RCV pays the cost to replace the roof at current pricing with no depreciation deducted; ACV pays the depreciated value. RCV is the higher-payout option and is required by most mortgage lenders. ACV is the lower-premium option and is the default for older roofs that no carrier will write RCV on.
What not to tell home insurance adjuster?
Do not estimate roof age from memory, do not volunteer prior damage history, do not speculate on cause, do not accept a verbal scope on the spot, do not say you want to settle quickly, and do not sign contractor paperwork or an AOB before the adjuster has issued a written scope.
What is the 25 percent rule in roofing?
The 25 percent rule refers to Florida Building Code language (FBC 706.1.1) that required full roof replacement when 25 percent or more of the roof was repaired or replaced within 12 months. House Bill 7065 (2021) narrowed the rule for roofs built under the 2007 FBC or later. Other states have similar code-upgrade triggers tied to ASTM D3161 and D7158 wind ratings.
Does my mortgage company require RCV coverage?
Most conforming mortgages do. FHA, VA, Fannie Mae, Freddie Mac, and the majority of jumbo lenders write RCV into the insurance rider. Switching to ACV without lender approval triggers force-placed coverage at three to five times the original premium.
How is depreciation calculated on an ACV roof claim?
Depreciation is straight-line based on the material's assigned useful life. Three-tab asphalt depreciates over 20 years (5 percent per year); architectural laminate depreciates over 25 to 30 years (3.33 to 4 percent per year); metal depreciates over 40 to 50 years (2 to 2.5 percent per year).
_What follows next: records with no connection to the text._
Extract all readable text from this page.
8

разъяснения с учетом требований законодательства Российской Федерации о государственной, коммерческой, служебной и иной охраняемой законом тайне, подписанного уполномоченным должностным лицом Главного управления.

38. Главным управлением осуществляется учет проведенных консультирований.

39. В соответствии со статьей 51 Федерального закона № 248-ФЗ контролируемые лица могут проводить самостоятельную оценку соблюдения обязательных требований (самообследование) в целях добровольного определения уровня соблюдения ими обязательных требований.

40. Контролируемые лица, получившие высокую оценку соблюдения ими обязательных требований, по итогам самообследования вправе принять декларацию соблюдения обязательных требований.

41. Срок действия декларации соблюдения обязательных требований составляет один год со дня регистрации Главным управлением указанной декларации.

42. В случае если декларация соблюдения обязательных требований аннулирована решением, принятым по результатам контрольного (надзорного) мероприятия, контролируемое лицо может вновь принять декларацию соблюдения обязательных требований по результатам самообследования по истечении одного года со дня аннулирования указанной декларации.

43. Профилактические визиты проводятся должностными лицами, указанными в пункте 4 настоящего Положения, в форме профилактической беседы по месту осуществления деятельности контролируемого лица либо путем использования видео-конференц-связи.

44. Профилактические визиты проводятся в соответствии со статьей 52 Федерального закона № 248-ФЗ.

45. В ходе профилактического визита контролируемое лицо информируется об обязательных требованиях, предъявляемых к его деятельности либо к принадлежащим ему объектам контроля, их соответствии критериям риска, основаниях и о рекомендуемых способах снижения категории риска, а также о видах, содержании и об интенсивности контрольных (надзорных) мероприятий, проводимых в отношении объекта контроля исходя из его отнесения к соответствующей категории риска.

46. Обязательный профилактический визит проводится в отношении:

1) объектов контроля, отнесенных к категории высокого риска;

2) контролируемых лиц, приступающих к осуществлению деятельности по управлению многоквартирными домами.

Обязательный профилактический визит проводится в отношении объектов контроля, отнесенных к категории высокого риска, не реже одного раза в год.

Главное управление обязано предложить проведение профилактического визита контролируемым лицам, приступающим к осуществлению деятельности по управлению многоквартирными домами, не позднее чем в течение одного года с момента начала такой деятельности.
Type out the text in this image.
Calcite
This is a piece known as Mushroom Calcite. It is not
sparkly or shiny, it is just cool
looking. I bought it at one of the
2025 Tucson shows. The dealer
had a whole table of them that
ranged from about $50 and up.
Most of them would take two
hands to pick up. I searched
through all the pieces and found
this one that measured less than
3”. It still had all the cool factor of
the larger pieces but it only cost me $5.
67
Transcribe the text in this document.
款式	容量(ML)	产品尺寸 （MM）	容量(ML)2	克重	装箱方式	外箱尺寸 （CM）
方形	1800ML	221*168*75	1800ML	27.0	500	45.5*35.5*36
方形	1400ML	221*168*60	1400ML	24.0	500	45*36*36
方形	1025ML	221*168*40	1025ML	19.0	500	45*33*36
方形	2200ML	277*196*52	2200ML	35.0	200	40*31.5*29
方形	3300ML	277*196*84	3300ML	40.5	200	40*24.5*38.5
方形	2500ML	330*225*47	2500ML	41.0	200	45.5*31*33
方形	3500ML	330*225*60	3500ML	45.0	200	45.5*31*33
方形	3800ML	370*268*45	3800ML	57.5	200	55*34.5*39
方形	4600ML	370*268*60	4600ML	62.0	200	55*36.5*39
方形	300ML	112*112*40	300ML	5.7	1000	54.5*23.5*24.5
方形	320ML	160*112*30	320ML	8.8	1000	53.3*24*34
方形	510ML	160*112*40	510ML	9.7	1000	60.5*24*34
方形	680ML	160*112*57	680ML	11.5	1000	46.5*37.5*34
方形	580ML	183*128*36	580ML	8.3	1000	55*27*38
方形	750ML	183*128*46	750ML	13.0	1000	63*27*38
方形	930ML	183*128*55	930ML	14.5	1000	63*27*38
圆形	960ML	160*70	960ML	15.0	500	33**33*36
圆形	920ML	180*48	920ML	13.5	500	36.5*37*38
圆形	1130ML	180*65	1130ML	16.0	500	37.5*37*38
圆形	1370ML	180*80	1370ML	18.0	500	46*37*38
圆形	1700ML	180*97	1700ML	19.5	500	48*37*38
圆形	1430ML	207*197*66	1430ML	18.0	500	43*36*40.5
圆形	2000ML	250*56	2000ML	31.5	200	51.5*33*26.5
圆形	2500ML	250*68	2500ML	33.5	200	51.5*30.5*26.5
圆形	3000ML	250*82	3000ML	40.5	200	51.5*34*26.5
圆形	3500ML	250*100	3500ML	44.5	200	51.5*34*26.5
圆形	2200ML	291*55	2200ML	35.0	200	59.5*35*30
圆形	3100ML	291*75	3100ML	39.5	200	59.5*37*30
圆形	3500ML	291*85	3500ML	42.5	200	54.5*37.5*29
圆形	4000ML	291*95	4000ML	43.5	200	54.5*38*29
The adjuster applies the percentage to the replacement cost at inspection.
What is recoverable depreciation on an RCV claim?
Recoverable depreciation is the holdback amount the carrier withholds at the initial payout and releases when the work is verified complete. The homeowner receives the ACV portion first, then submits the final invoice and certificate of completion to release the depreciation holdback, typically within 14 to 45 days of submission.
Can I switch from ACV to RCV mid-policy?
Generally no. Coverage form changes happen at renewal, not mid-term. The carrier will re-underwrite the roof at the renewal cycle and either offer RCV if the roof condition supports it or maintain ACV. Roof age, recent inspection photos, and prior claims history all factor into the decision.
Does ACV or RCV affect my deductible?
The deductible applies to both forms identically. The deductible is taken from the payout before disbursement. The difference between ACV and RCV is the size of the gross payout, not the deductible mechanics. Wind and hail percentage deductibles (1 to 5 percent of Coverage A) apply equally.
What happens if my roof is too old for RCV?
Many carriers cap RCV underwriting at 15 to 17 years on asphalt and 20 to 25 years on metal or tile. Florida-domestic carriers often impose ACV-only schedules at 10 years on asphalt. The homeowner can shop the policy across multiple carriers; if no carrier will bind RCV, ACV becomes the only option until a planned roof replacement resets eligibility.
Will my premium go up if I switch from ACV to RCV?
Yes, typically 20 to 35 percent. On a $350,000 home in a Tier-2 hail state, the annual increase runs $400 to $1,000. In a hurricane state with windstorm pool exposure (Florida, coastal Louisiana, coastal Texas, coastal Carolinas), the increase can climb to $1,500 to $3,500 per year.
Does RCV cover code upgrades like IBHS Class 4 shingles?
Standard RCV does not, but most RCV policies include an Ordinance and Law endorsement (or Coverage D in some states) that pays the delta between the original assembly and current code requirements. The endorsement typically caps at 10 to 25 percent of Coverage A. IBHS Class 4 impact-rated shingles, peel-and-stick underlayment, and code-required drip edge are usually covered.